The other four are where everyone gets caught: incentivized reviews without disclosure, review suppression, employee reviews without identification, and using the threat of legal action to silence honest negative reviews. These are not theoretical risks. The FTC opened its first enforcement matter under the new rule in early 2025, and the maximum civil penalty is currently $51,744 per violation per the inflation-adjusted Civil Penalty Inflation table. Per fake review. Multiply that by 100 fake reviews on a Trustpilot profile and the math is bad.

We wanted to know how exposed real Shopify stores actually are. So we ran a structured compliance audit on 50 of them. Reviews are too valuable a growth asset to put at legal risk; the case for collecting them honestly only holds if the collection itself is clean.

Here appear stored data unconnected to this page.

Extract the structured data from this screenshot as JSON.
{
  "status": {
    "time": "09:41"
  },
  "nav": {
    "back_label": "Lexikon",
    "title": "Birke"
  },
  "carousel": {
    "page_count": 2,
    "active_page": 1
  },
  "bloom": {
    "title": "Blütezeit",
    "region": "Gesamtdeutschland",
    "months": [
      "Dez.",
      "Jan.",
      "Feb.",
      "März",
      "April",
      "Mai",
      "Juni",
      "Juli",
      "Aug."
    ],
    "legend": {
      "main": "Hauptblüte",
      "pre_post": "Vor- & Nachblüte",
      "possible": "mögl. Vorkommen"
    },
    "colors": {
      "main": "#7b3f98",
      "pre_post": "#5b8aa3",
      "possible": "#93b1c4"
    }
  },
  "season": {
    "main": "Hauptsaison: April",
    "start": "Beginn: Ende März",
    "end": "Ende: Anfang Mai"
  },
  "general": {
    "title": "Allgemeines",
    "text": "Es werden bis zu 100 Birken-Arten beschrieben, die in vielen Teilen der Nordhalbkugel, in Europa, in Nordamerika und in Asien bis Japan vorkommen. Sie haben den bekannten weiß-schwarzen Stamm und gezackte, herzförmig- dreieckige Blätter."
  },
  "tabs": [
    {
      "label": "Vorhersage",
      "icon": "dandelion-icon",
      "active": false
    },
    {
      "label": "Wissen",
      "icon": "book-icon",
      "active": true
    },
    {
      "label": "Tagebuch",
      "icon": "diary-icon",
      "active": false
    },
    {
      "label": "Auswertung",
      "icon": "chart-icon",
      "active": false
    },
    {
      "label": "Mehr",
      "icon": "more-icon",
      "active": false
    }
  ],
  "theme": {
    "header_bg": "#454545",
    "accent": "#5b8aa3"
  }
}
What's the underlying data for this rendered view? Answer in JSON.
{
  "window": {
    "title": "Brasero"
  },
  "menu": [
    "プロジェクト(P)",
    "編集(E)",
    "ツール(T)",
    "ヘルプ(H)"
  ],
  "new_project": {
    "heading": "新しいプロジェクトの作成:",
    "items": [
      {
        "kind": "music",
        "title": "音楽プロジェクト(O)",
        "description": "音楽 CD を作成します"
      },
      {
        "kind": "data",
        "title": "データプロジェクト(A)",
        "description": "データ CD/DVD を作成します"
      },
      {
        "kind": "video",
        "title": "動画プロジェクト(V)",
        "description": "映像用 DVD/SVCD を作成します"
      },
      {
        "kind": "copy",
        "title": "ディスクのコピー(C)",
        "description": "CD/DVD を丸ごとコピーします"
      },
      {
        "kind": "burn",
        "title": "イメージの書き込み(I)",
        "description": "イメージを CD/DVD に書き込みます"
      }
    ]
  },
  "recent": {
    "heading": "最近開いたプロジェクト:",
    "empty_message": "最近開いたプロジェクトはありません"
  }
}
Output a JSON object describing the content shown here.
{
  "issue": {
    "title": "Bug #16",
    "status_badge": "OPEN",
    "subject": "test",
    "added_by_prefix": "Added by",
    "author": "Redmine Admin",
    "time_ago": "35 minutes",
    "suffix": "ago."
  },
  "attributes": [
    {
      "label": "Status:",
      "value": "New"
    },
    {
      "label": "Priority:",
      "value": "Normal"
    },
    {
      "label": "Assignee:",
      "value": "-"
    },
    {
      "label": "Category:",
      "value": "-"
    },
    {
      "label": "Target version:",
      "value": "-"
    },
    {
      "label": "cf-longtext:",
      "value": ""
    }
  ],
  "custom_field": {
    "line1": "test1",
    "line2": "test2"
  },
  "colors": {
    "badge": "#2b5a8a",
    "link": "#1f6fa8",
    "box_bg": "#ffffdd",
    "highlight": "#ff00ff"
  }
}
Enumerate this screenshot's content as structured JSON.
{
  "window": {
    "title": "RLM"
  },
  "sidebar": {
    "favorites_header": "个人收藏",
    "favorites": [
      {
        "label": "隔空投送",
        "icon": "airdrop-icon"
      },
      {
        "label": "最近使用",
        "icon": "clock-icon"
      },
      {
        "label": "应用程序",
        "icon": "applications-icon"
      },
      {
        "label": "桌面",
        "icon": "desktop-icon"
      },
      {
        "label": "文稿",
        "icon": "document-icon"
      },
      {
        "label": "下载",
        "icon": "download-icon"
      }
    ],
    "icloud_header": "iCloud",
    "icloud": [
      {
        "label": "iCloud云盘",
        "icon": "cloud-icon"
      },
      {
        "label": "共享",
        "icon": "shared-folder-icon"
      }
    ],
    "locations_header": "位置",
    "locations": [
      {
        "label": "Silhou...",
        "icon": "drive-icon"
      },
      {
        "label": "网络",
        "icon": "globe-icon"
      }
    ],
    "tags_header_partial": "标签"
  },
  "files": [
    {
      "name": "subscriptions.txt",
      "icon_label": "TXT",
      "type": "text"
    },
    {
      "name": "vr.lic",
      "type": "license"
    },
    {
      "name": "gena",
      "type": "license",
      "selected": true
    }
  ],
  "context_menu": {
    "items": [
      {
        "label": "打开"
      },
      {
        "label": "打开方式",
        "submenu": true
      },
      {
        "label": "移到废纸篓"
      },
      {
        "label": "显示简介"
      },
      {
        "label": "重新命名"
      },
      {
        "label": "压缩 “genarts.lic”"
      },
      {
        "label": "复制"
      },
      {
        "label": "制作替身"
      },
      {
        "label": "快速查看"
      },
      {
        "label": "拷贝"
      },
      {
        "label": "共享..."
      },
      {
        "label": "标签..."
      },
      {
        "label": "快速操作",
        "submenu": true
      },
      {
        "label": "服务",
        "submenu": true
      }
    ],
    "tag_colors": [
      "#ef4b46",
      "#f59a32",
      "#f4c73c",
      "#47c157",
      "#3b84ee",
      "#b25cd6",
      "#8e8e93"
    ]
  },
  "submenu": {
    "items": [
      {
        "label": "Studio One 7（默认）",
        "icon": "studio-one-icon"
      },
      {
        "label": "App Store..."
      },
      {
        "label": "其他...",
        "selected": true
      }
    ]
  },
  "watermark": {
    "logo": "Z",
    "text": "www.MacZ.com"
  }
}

What the FTC rule actually says (5 prohibited practices)

The rule itself is at the FTC's final rule announcement. Plain-English summary of the five categories:

1. Fake or false reviews and testimonials. You cannot create, buy, sell, or disseminate reviews from people who did not actually use the product, or that misrepresent the reviewer's experience. This includes AI-generated reviews if they are presented as genuine customer feedback, which are getting easier to detect at scale. Also covers reviews from people who were paid to leave a specific sentiment without disclosure.

2. Buying positive or negative reviews. You cannot pay for, or condition any benefit on, reviews that express a particular sentiment. "Leave us a 5-star review for $10 off" is a clean violation. "Leave us an honest review for $10 off" is the borderline case, and the FTC is skeptical of incentives in general because they bias the review pool; our guide to offering a discount for reviews walks the compliant line.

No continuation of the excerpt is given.